Mingzhe Du

Date of Award

Spring 2020

Document Type

Open Access Dissertation


Computer Science and Engineering

First Advisor

Jose M. Vidal


In the social sciences, theories are used to explain and predict observed phenomena in the natural world. Theory construction is the research process of building testable scientific theories to explain and predict observed phenomena in the natural world. Conceptual new ideas and meanings of theories are conveyed through carefully chosen definitions and terms.

The principle of parsimony, an important criterion for evaluating the quality of theories (e.g., as exemplified by Occam’s Razor), mandates that we minimize the number of definitions (terms) used in a given theory.

Conventional methods for theory construction and parsimony analysis are based on heuristic approaches. However, it is not always easy for young researchers to fully understand the theoretical work in a given area because of the problem of “tacit knowledge”, which often makes results lack coherence and logical integrity. In this research, we propose to help with this problem in three parts.

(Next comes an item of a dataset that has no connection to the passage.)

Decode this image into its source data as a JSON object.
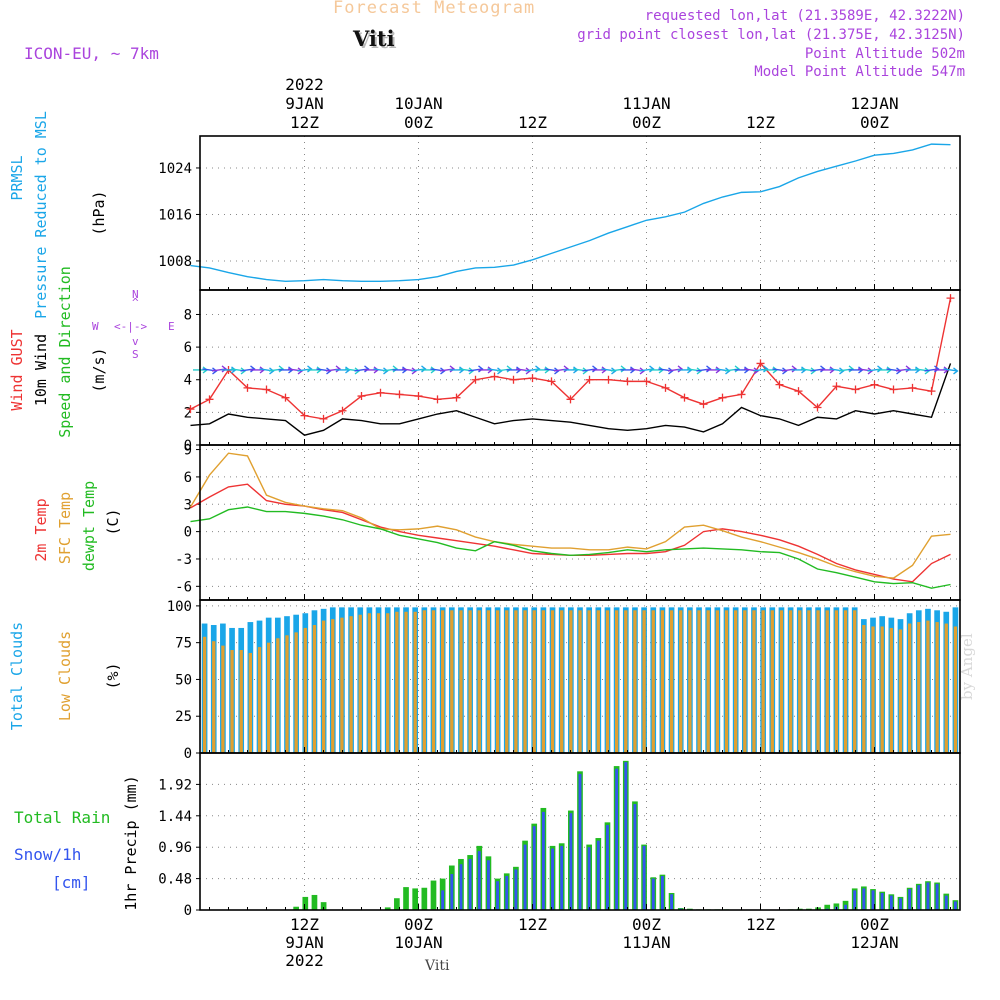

In the first part of this study, we present Wikitheoria, a generic knowledge aggregation framework, to facilitate the parsimonious approach of theory construction with a cloud-based theory modularization platform and semantic-based algorithms to minimize the number of definitions. The proposed approach is demonstrated and evaluated using the modularized theories from the database and sociological definitions retrieved from the system lexicon and sociological literature. This study proves the effectiveness of using a cloud-based knowledge aggregation system and semantic analysis models for promoting the parsimonious sociology theory construction.

In the second part, our study is focused on semantic-based parsimony analysis. We introduce an embedding-based approach using machine learning models to reduce the semantically similar sociological definitions, where definitions are encoded with word embeddings and sentence embeddings. Given several types of embeddings exist, we compare the definition’s encodings with the goal of understanding what embeddings are more suitable for knowledge representation, and what classifiers are more capable of capturing semantic similarity in the task of parsimonious theory construction.

In the final part of this study, we propose SOREC, a novel semantic content-based recommendation system (CBRS) with the supervised machine learning model for theoretical parsimony evaluation by checking the semantic consistency of definitions while constructing theories. Specifically, we evaluate the XGBoost tree-based classifier with the combination of low-level features and high-level features on our dataset. The proposed CBRS substantially outperforms conventional matrix factorizationbased CBRS in suggesting semantically related sociological definitions. In this study, we provide a solid baseline for future studies in the research area of sociological definition semantic similarity computation. Moreover, theory construction is a common research process in a lot of human science-related disciplines such as psychology, criminology, and other social sciences. The results of this study can be further applied to the theory construction in these disciplines.